As it happens, I was involved in making a film for the “America at a Crossroads” series that also focused on, among others, several American Muslims. Unlike Mr. MacNeil’s, however, this 52-minute documentary titled “Islam vs. Islamists: Voices from the Muslim Center,” was selected through the competitive process and was originally designated by CPB to be aired in the first Crossroads increment.
Also unlike Mr. MacNeil’s film, “Islam vs. Islamists” focuses on the courageous Muslims in the United States, Canada and Western Europe who are challenging the power structure established in virtually every democracy largely with Saudi money to advance worldwide the insidious ideology known as Islamofascism. In fact, thanks to the MacNeil-Lehrer film, the PBS audience soon will be treated to an apparently fawning portrait of one of the most worrisome manifestations of that Saudi-backed organizational infrastructure in America: the Muslim Student Association (MSA). The MSA’s efforts to recruit and radicalize students and suppress dissenting views on American campuses is a matter of record and extremely alarming.
In an exchange with me aired on National Public Radio last week, however, Robert MacNeil explained why he and his team had refused to air “Islam vs. Islamists,” describing it as “alarmist” and “extremely one-sided.” In other words, a documentary that compellingly portrays what happens to moderate Muslims when they dare to speak up for and participate in democracy, thus defying the Islamists and their champions, is not fit for public airwaves — even in a series specifically created to bring alternative perspectives to their audience.
The MacNeil criticism was merely the latest of myriad efforts over the last year made by WETA and PBS to suppress the message of “Islam vs. Islamists.” These included: insisting yours truly be removed as one of the film’s executive producers; allowing a series producer with family ties to a British Islamist to insist on sweeping changes to its “structure and context” that would have assured more favorable treatment of those portrayed vilifying and, in some cases, threatening our anti-Islamist protagonists; and hiring as an adviser to help select the final films an avowed admirer of the Nation of Islam — an organization whose receipt of a million dollars from the Saudis to open black Wahhabi mosques is a feature of our documentary. The gravity of this conflict of interest was underscored when the latter showed an early version of our film to Nation of Islam representatives, an action that seemed scarcely to trouble those responsible for the “Crossroads” series at WETA and PBS.
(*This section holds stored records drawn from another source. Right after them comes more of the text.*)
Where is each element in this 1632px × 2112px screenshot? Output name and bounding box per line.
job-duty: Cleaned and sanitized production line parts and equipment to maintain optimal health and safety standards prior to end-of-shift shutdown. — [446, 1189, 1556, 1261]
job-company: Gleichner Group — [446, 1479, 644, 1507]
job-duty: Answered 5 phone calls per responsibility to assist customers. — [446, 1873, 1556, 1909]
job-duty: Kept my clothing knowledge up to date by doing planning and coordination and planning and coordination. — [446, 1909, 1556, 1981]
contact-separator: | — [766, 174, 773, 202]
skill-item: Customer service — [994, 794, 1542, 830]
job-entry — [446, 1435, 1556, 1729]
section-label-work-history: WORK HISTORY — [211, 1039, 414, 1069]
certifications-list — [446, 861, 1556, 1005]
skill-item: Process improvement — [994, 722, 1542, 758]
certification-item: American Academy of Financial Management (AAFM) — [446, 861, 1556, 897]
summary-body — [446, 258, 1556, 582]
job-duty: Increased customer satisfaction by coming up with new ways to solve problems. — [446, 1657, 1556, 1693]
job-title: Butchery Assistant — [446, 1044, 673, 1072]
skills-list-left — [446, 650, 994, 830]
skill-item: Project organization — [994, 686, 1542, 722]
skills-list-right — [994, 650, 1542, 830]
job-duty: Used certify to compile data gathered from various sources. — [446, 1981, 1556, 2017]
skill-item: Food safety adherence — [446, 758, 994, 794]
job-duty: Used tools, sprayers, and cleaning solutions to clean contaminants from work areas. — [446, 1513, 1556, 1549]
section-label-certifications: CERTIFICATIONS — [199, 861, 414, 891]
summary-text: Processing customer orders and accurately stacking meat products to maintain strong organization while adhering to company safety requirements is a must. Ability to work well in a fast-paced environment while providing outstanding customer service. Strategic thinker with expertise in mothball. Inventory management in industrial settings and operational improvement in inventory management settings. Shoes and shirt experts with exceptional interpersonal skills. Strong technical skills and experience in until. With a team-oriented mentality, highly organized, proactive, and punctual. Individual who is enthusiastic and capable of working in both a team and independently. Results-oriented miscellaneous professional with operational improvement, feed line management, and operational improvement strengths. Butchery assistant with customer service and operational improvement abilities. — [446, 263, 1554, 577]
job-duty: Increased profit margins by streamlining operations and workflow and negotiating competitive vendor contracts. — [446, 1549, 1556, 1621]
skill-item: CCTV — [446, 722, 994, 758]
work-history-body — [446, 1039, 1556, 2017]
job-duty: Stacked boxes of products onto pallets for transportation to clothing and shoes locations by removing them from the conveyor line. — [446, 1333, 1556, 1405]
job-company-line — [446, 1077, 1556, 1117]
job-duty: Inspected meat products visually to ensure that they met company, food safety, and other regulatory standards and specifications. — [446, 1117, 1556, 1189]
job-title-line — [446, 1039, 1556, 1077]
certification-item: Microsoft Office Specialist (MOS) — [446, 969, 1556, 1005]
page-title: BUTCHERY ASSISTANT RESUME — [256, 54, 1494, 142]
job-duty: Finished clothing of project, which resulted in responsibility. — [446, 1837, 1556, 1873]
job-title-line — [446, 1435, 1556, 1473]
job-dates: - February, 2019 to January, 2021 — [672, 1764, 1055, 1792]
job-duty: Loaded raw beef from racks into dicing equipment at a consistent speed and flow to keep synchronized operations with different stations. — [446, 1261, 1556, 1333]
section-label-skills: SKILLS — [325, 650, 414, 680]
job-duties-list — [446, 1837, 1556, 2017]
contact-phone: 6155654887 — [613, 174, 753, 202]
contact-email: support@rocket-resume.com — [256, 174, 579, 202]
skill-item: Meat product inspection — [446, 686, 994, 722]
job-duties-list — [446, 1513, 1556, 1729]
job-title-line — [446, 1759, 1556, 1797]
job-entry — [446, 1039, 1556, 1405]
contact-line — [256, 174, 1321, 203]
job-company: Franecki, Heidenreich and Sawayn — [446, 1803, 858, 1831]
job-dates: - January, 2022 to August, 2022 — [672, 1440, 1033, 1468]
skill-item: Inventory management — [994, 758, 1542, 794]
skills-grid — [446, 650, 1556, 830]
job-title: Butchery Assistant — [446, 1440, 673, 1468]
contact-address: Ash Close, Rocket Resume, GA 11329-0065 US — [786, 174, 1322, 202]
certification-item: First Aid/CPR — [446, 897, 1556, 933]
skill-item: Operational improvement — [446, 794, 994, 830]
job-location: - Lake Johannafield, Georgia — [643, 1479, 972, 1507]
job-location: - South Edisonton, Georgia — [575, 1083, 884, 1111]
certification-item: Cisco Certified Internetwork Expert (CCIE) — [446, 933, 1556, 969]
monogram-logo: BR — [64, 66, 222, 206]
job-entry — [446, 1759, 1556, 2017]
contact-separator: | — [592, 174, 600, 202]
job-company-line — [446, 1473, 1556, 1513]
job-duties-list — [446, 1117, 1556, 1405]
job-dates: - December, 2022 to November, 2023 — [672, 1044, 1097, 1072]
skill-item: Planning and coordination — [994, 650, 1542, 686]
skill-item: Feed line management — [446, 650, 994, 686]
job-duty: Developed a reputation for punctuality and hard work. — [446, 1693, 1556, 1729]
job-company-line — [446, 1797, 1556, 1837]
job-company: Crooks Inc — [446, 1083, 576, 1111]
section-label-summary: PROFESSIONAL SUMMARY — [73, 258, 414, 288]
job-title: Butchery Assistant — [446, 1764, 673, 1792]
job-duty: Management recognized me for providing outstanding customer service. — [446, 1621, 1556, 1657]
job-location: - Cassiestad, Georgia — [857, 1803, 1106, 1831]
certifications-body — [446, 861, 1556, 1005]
At this writing, it remains an open question whether PBS will get away with suppressing this film. The decision rests with the CPB, whose vision and support for “Islam vs. Islamists” in the face of sustained hostility for it exhibited by PBS and its friends has made this documentary possible.
Unless and until a way is found to translate into widespread distribution CPB’s stated assessment that ours is a powerful and important film, though, the intention of the “Crossroads” series to diminish, if not end, the tyranny of the public airwaves by the left, will be substantially unfulfilled. And “Islam vs. Islamists” will remain the film PBS does not want you to see — and can keep you from doing so.
Frank J. Gaffney Jr. is a partner with Hollywood veteran Martyn Burke, who directed and produced “Islam vs. Islamists,” and Islamism expert Alex Alexiev in ABG Films Inc.